I am quite used to Intel-format inline assembly. Does anyone knows how to convert the two AT&T lines into Intel format in the code below? It is basically loading local variable's address into a register.
int main(int argc, const char *argv[]){
float x1[256];
float x2[256];
for(int x=0; x<256; ++x){
x1[x] = x;
x2[x] = 0.5f;
}
asm("movq %0, %%rax"::"r"(&x1[0])); // how to convert to Intel format?
asm("movq %0, %%rbx"::"r"(&x2[0])); // how to convert to Intel format?

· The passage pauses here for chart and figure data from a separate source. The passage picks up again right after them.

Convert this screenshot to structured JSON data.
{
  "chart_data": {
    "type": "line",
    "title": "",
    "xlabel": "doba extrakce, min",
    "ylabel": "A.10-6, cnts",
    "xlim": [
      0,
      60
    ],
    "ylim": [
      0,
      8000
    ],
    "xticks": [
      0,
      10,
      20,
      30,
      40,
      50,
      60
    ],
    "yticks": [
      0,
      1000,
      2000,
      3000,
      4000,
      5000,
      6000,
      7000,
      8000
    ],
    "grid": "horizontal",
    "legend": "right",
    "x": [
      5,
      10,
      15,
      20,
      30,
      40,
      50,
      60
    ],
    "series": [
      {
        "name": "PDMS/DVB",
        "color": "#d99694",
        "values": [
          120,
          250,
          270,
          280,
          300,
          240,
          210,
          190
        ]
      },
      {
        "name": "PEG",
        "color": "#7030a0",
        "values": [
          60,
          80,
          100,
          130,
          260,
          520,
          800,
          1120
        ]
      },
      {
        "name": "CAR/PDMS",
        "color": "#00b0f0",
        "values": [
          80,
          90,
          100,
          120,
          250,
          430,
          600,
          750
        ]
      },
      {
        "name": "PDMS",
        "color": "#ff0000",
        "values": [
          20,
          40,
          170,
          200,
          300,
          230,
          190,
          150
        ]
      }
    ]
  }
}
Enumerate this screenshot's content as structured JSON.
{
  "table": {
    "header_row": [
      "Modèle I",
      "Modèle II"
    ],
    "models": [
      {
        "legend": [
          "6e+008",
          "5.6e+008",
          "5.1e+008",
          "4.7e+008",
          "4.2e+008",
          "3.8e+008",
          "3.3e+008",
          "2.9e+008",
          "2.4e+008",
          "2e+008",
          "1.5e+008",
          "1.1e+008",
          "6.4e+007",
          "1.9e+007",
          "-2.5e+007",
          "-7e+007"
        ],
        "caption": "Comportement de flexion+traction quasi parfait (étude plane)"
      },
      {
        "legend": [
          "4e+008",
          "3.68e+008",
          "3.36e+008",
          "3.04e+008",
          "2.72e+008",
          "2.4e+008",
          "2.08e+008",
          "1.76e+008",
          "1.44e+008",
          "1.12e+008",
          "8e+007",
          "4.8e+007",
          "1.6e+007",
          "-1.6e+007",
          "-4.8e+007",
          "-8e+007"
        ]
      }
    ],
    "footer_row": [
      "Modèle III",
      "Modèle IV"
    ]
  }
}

asm(".intel_syntax noprefix\n"
"mov rcx, 32\n"
"re:\n"
"vmovups ymm0, [rax]\n"
"vmovups ymm1, [rbx]\n"
"vaddps ymm0, ymm0, ymm1\n"
"vmovups [rax], ymm0\n"
"add rax, 32\n"
"add rbx, 32\n"
"loopnz re"
);
}
Specifically, loading on-stack local variables using mov eax, [var_a] is allowed when compiled in 32-bit mode. For example,
// a32.cpp
#include <stdint.h>
extern "C" void f(){
int32_t a=123;
asm(".intel_syntax noprefix\n"
"mov eax, [a]"
);
}
It compiles well:
xuancong@ubuntu:~$ rm -f a32.so && g++-7 -mavx -fPIC -masm=intel -shared -o a32.so -m32 a32.cpp && ls -al a32.so
-rwxr-xr-x 1 501 dialout 6580 Aug 28 09:26 a32.so
However, the same syntax is not allowed when compiled in 64-bit mode:
// a64.cpp
#include <stdint.h>
extern "C" void f(){
int64_t a=123;
asm(".intel_syntax noprefix\n"
"mov rax, [a]"
);
}
It does not compile:
xuancong@ubuntu:~$ rm -f a64.so && g++-7 -mavx -fPIC -masm=intel -shared -o a64.so -m64 a64.cpp && ls -al a64.so
/usr/bin/ld: /tmp/cclPNMoq.o: relocation R_X86_64_32S against undefined symbol `a' can not be used when making a shared object; recompile with -fPIC
/usr/bin/ld: final link failed: Nonrepresentable section on output
collect2: error: ld returned 1 exit status
So is there some way to make this work without using input:output:clobber, because simple local variables or function arguments can be accessed directly via mov rax, [rsp+##] or mov rax, [rbp+##] without clobbering other registers?